Facing a price war, Uber now bets on volume in its quest for profits
The car-hailing service has cut its fares while at the same time promising an imminent profit. Now square that circle, write Eric Newcomer and Ellen Huet
Published 24/01/2016 | 02:30
It's becoming a bit of a holiday tradition for Uber: ringing in the new year by lowering fares. Amid a price war with rival Lyft, the ride-hailing leader reduced its rates by 10pc to 45pc in 100 cities across North America.
In Detroit, Uber drivers' per-mile rate is less than it takes to cover their gas and the depreciation of their cars, according to American IRS figures.
"It's depressing," says Bill Scroggins, an Uber driver in Indianapolis. "I'm not even sure I want to drive anymore. It feels like I'm doing it for free."
This is the third year in a row that Uber has discounted fares in January. It calls the cuts seasonal but says they could last indefinitely.
Last year, rates never rose again in almost a third of cities; only in two did they return to pre-cut prices. Uber has instituted temporary hourly-wage guarantees to limit drivers' earnings declines. The company has assured Scroggins and other outraged drivers that they'll come out ahead by making more trips an hour thanks to increased demand.
That may be what Uber is telling itself, too.
A few months ago, its chief executive, Travis Kalanick, told employees that the company's North American operations would turn a profit in Q2 of this year. The goal sounds less realistic in light of the price cuts.
"Uber has to sacrifice profits for growth," says Evan Rawley, a professor at Columbia Business School.

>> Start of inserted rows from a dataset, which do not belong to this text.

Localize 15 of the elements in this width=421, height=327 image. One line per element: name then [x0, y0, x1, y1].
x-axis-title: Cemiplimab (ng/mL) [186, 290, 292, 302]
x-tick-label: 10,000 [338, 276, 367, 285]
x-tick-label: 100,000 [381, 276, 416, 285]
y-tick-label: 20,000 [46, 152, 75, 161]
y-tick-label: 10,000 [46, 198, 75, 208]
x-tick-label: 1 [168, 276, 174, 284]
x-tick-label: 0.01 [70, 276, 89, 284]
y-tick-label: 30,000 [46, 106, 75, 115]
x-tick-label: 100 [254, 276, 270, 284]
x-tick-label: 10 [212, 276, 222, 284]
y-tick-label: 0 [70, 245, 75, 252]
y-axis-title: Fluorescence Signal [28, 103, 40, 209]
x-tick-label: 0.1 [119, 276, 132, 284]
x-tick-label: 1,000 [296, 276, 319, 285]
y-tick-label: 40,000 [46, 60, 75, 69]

"We care deeply about driver earnings," says Andrew MacDonald, a regional general manager for Uber. "We believe in price cuts when demand slows."
On January 15, Uber's rival Lyft said it would cut fares, too. "With recent price changes from the competition, we need to take action," Lyft wrote in an email to drivers.

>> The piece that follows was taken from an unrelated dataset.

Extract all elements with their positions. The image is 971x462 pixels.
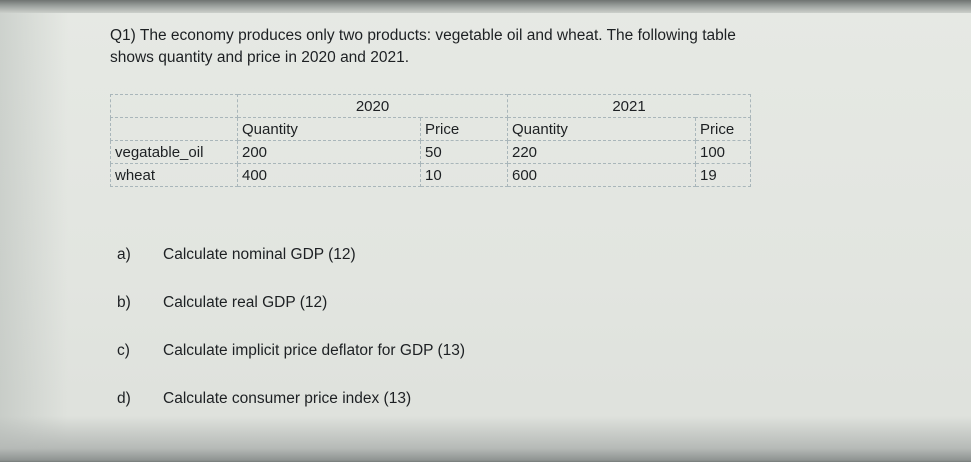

The company also announced a €930bn round of funding on January 4 to help keep its pink-mustachioed cars on the road. That brought Lyft's fundraising total to about €1.86bn - a long way from Uber's €9.3bn, but enough to dash Kalanick's hopes of knocking Lyft out of the market.
Uber is also churning through cash a lot faster than Lyft, having said it will spend billions to push its way into China, India, and Southeast Asia. In the first quarter of 2015, Uber lost €356m on €266m in revenue, according to leaked figures published by the Information, a tech news site.

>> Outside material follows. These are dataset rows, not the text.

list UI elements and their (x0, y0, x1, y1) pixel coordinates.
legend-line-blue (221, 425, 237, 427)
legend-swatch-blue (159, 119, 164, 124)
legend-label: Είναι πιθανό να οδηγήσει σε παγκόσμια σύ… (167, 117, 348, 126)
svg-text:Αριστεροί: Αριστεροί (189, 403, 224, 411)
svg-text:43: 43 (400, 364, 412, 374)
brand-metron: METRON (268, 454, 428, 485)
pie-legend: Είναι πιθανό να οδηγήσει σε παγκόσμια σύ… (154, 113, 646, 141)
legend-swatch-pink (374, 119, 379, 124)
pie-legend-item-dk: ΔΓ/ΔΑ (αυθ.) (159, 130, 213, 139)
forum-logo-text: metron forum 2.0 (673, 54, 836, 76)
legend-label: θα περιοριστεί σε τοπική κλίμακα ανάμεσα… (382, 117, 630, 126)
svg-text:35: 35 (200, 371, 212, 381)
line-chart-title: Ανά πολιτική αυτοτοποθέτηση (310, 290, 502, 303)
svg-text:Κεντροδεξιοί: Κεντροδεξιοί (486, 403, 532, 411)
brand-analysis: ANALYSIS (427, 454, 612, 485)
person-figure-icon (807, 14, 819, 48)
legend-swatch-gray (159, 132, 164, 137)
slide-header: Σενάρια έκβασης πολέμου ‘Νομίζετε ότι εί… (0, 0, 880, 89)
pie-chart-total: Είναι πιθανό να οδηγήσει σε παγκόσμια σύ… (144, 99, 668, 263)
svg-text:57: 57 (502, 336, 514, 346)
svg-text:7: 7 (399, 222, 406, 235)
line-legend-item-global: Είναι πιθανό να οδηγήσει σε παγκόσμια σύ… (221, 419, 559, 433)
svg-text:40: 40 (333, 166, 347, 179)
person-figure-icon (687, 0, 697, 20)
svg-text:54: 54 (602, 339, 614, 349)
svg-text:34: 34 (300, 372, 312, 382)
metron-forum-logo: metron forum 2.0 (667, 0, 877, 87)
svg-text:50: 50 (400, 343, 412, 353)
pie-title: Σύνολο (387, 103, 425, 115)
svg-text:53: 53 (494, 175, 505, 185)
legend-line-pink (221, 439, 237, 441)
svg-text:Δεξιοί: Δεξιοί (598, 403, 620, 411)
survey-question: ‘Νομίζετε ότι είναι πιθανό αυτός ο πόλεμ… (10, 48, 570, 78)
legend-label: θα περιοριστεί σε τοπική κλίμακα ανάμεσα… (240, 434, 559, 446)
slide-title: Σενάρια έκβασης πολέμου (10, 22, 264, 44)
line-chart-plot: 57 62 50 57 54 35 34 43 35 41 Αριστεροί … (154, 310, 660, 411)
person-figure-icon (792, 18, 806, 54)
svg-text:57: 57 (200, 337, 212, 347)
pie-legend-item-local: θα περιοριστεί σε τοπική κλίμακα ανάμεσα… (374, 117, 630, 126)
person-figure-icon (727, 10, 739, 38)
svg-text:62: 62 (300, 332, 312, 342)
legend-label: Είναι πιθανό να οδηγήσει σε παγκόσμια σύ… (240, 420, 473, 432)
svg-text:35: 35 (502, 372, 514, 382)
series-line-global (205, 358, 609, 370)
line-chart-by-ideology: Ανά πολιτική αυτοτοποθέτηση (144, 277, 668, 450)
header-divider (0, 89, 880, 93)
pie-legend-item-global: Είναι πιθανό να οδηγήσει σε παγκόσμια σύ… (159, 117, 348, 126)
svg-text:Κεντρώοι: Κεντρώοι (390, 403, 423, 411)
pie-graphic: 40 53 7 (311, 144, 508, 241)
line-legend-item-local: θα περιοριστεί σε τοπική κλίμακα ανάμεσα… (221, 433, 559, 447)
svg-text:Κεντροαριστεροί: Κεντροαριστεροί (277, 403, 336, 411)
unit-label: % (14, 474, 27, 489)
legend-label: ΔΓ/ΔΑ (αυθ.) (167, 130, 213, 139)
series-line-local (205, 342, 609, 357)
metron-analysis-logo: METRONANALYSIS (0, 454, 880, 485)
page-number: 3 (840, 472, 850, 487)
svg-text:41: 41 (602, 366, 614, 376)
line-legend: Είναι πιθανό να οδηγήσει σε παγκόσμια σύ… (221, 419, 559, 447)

And losses are growing: In the third quarter, Uber lost €645m on €461m in revenue, according to a person briefed on the numbers. Over the first three quarters of 2015, Uber lost €1.57bn on €1.1bn in revenue. For perspective, during Amazon.com's worst-ever four quarters, in 2000, it lost €1.3bn on €2.6bn in revenue. Chief executive Jeff Bezos responded by firing more than 15pc of his workforce.
As it tries to expand abroad, Uber is counting on the US as a moneymaker. Kalanick predicted the continent's imminent profitability last September, during a company-wide gathering in Las Vegas.
Globally, Uber tends to lose money per ride, but ridership is growing. Total trips increased about 40pc from the second to the third quarter of 2015, says a person familiar with the data. On a November call with investors, Uber's acting chief financial officer Gautam Gupta said the company is profitable in two of its biggest countries, though he wouldn't name them.
In the US, Uber has inched toward profit, even with lower fares, in large part by leaning on drivers. It takes as much as 30pc of a driver's fares now - up from 20pc two years ago.
Since 2014 it's been charging riders an upfront Safe Rides fee, which goes directly to Uber. The fee started at $1 per ride; it's up to $2.50 in some cities. Uber has said it uses the charge to help fund things such as safety education and background checks.
If drivers win rights as employees or manage to form unions, Uber may have to change strategies. For now, a steady influx of contractors means the company can get away with added fees and rate cuts. While veterans complain that rates used to be higher, as one old hand says, "the new guys just don't know".